I have a pandas dataframe df_test
consisting of IP address like below :
| cs-username | c-ip |
+--------------+-------------+
|- | 70.80.84.76 |
|- | 70.80.84.76 |
|- | 70.80.84.76 |
|- | 70.80.84.76 |
My goal is to get the name of country from each of IP address,and I have used DbIpCity from ip2geotools.So I have written code like below.
from ip2geotools.databases.noncommercial import DbIpCity
#Your code
df_test['Country'] = df_test.apply(lambda row: DbIpCity.get(row['c-ip'],api_key='free').country, axis=1)
However this results in error like below :
---------------------------------------------------------------------------
KeyError Traceback (most recent call last)
<ipython-input-8-3772268ef132> in <module>()
2
3 #Your code
----> 4 df_test['Country'] = df_test.apply(lambda row: DbIpCity.get(row['c-ip'],api_key='free').country, axis=1)
5 frames
/usr/local/lib/python3.7/dist-packages/ip2geotools/databases/noncommercial.py in get(ip_address, api_key, db_path, username, password)
65 # format data
66 ip_location.country = content['countryCode']
---> 67 ip_location.region = content['stateProv']
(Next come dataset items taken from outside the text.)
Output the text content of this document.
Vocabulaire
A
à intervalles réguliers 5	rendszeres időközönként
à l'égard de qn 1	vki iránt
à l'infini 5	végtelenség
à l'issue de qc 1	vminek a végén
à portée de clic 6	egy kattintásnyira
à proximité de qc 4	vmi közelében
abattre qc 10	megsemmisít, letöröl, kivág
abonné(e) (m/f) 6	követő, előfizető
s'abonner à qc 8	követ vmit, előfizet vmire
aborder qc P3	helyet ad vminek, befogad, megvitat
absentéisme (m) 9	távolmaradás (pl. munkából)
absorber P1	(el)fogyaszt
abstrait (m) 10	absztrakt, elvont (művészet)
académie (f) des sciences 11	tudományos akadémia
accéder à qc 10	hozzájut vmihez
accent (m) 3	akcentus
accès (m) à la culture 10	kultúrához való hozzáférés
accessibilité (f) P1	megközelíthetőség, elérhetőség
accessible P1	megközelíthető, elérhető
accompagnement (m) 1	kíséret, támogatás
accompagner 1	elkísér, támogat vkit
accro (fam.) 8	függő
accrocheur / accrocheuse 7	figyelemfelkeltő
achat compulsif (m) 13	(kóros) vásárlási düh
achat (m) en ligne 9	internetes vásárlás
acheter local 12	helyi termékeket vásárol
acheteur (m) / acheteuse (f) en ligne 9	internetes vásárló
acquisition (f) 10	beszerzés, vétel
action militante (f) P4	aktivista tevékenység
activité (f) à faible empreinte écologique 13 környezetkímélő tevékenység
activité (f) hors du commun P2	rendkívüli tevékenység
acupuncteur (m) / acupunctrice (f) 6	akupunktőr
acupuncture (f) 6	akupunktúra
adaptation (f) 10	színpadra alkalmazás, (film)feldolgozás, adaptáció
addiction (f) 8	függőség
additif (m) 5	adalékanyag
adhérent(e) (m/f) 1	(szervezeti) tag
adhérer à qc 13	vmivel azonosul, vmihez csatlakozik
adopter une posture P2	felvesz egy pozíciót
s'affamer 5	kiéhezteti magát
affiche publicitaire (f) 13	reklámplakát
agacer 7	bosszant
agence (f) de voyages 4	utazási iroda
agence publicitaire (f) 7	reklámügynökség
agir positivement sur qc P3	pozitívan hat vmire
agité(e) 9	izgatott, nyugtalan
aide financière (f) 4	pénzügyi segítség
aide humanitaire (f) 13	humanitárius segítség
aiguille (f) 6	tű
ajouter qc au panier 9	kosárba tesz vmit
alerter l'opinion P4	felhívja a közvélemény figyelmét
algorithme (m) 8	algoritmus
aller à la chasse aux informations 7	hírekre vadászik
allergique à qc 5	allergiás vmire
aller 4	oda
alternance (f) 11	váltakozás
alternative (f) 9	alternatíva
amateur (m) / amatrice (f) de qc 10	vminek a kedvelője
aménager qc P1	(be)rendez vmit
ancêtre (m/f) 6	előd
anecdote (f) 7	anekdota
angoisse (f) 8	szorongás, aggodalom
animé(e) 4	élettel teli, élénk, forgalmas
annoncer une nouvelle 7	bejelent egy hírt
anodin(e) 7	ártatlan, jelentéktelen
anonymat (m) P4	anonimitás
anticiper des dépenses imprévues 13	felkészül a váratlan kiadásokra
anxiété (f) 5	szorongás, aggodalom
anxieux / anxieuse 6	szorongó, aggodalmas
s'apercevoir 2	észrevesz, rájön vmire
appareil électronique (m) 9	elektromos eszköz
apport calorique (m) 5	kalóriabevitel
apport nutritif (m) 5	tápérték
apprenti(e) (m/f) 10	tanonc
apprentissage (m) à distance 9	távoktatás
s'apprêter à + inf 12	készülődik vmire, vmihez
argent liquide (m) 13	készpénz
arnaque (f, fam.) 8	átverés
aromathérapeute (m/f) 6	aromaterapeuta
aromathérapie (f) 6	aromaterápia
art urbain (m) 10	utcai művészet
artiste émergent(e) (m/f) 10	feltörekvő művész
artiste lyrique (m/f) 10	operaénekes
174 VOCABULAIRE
68 ip_location.city = content['city']
69
KeyError: 'stateProv'
The code is in the below colab link (last cell) in case of reference: https://colab.research.google.com/drive/1zz1LZ2uOAp1YsX0x0CJfvcM21XGkeCO5?usp=sharing
So how can I resolve this error ?
Thanks
The program throws a KeyError
when it can't get any data about the IP address. To avoid the script from stopping, you could use an exception
. But because the ip2geotools
library has a request limit, I decided to go with geolocation-db instead:
(I used a for loop
instead of lambda
)
import pandas as pd
import numpy as np
import urllib.request
import json
df = pd.read_csv('temp.csv')
countries = []
ips = []
# Get Country info from https://geolocation-db.com
def getCountry(ip):
with urllib.request.urlopen("https://geolocation-db.com/jsonp/"+ip) as url:
data = url.read().decode()
data = data.split("(")[1].strip(")")
return json.loads(data)['country_name']
for index, row in df.iterrows():
# Get IP data
data = row['c-ip']
if data not in ips:
print(data)
ips.append(data)
#response = DbIpCity.get(row['c-ip'], api_key='free')
response = getCountry(row['c-ip'])
if response != None:
print(response)
# Add to country list
countries.append(response)
# If contry is None, add np.nan instead of None
else:
print(np.nan)
countries.append(np.nan)
# Insert all data into a new df
ips = {'ip': ips,
'country': countries,
}
df_ips = pd.DataFrame(ips, columns = ['ip', 'country'])
print(df_ips)
And because your CSV file is soo huge, use a filter to avoid the processing of duplicate IPs.
And I found these errors in your Log:
ERROR: geoip2 4.1.0 has requirement requests<3.0.0,>=2.24.0, but you'll have requests 2.23.0 which is incompatible.
ERROR: geoip2 4.1.0 has requirement urllib3<2.0.0,>=1.25.2, but you'll have urllib3 1.24.3 which is incompatible.
Try doing pip install --upgrade requests urllib3
. You might have to upgrade them.